Use Atangeo Balancer nPro. The decimation is the best I have seen outside of Geomagic.

Unfortunately this is correct. The AI-generated mesh looks good from the distance but is quite messy upon closer inspection. I’ll see how Blender handles it.

Thanks! Will investigate. Never heard of this tool before.

@cdordoni Impressive program! Nice to know.

@cdordoni posted a very promising tool (already had a pleasure to fiddle with it a bit), but if you want to play with masks in Blender, Decimation also works with texture maps. It would be cool to have something like this in Grasshopper.


Actually, don’t bother making masks unless you are trying to do something very specific (as pictured above where dense triangulation is based on arbitrary decision). Decimation in Atangeo and in Blender works very well without it.

VIDEO


EDIT:

I forgot about this topic and interesting workflows:

This piece of software is amazing! By far the best triangulation results that I’ve seen so far:

1.5M tris:

0.25M tris (85% reduction)

Textures are also nicely preserved:

… and you cannot beat the cost.

Hi @cdordoni @mrhe

That’s an awesome mesh reduction tool much better than Rhinos.
I had this book marked and forgot about it thanks for suggesting it again.
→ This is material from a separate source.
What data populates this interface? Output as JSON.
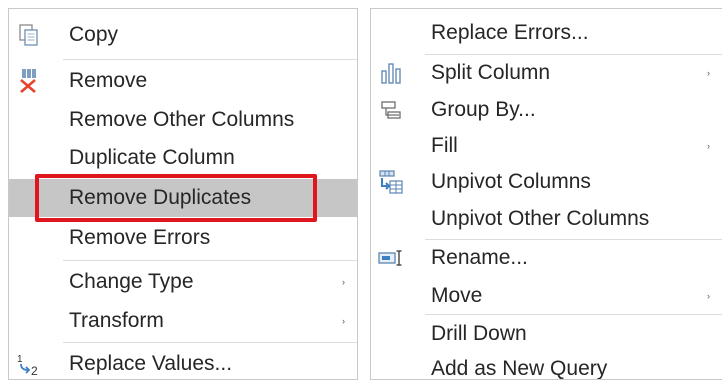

Mariusz glad you were able to get such nice reduction for your project using Atangeo thanks for posting the results.

RM

I only just caught this pun. Made me laugh :slight_smile:

Hi @mrhe !

Out of curiosity, the website says the remeshing is extremely fast, but is that really the case? How long did it take to reduce 1.5 million faces? During the remeshing process, did you notice any GPU or CPU overload?

jmv

It is very fast, a 20 million face mesh takes roughly 2 - 3 minutes. A 1.5 million face mesh would be maybe 10 to 15 seconds. Reducing a mesh with textures takes somewhat longer as I recall but I have not reduced many of those to be more specific about how much longer.

It is a good question, but I haven’t watched the CPU & GPU usage.